Thema (1882)
Thema nennt man einen musikalischen Gedanken, der, wenn auch nicht völlig abgerundet und geschlossen, doch bereits so weit ausgeführt ist, dass er eine charakteristische Physiognomie zeigt. Das Thema unterscheidet sich darin vom Motiv, welches nur ein Keim thematischer Gestaltung ist. Die Themata mancher Fugen sind freilich nicht viel mehr als Motive, während andere wirkliche Themata haben, die sich aus einer Anzahl melodisch-rhythmischer Motive zusammensetzen, zum Beispiel (Bach, Wohltemperiertes Klavier, II, 12):
Das ist nicht mehr ein Motiv (die durch Klammern markierten Bruchstücke von je einem Takt sind Motive), sondern schon ein Stück Kunstwerk, ein Motiv höherer Ordnung, wie es deren nur weniger bedarf, um ein selbstständiges geschlossenes Musikstück hinzustellen.
Gewöhnlich versteht man jedoch unter Thema ein wirklich geschlossenes Sätzchen, wie es z. B. Variationen zu Grunde gelegt zu werden pflegt (Tema con variazioni). In diesem Sinn ist manchmal erst eine ganze Fuge ein Thema, sofern gerade bei dieser Kunstform ein voll befriedigender Abschluss prinzipiell bis zum Ende hinausgeschoben wird. Mindestens wird man eine sogenannte Durchführung (einmaliger Einsatz aller Stimmen) als Thema anzusehen haben, dem die sogenannten Divertimenti (Zwischensätze) gegenübertreten.
Die Fuge hat stets nur ein Thema (die anderen Durchführungen erscheinen als dessen Verarbeitung). Nur diejenigen Doppelfugen, welche beide Subjekte gesondert durchführen und erst am Schluss zusammenbringen, haben zwei Themata und ähneln darin dem Sonatensatz.

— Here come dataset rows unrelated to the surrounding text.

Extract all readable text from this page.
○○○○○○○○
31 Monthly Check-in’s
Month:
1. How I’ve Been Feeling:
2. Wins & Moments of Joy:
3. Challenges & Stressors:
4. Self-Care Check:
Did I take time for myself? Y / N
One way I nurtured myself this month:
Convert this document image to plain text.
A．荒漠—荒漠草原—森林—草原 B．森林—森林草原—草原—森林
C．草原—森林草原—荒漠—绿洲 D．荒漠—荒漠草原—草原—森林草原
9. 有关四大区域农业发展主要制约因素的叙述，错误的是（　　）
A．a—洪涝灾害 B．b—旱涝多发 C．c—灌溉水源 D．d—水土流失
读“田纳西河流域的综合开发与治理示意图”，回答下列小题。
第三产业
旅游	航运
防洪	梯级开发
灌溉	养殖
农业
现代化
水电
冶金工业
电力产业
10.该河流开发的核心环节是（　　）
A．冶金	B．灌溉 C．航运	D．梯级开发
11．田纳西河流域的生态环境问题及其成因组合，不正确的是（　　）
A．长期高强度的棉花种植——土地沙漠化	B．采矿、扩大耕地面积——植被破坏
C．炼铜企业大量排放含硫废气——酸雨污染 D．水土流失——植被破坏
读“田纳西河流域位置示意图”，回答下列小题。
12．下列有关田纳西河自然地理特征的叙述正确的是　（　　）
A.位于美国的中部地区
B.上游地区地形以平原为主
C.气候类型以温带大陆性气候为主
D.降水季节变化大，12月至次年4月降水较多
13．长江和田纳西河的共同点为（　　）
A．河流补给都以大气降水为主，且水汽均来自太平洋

Man darf nur ja nicht die Fuge als Typus der Themenbildung aufstellen. Solange die Kunst noch nach geschlossenen Formen rang, war das Fugato ein höchst bemerkenswerter Anlauf dazu. Heute [um 1880], wo die freie Themenbildung Gemeingut ist, liegt es gerade umgekehrt, die Fuge ist ein Vermeiden eigentlicher thematischer Gestaltung, ein ewiges Wachsen und Treiben bis zu Ende. Der Stil Wagners in seiner letzten Periode ("Tristan", "Meistersinger", "Nibelungen") ist darin dem Fugenstil nahe verwandt, dass er die schlichte Kadenzierung und geschlossene Formbildung vermeidet. Über die Ordnung der Themata in Stücken mit mehreren Themata vergleiche Formen. [Riemann Musik-Lexikon 1882, 915]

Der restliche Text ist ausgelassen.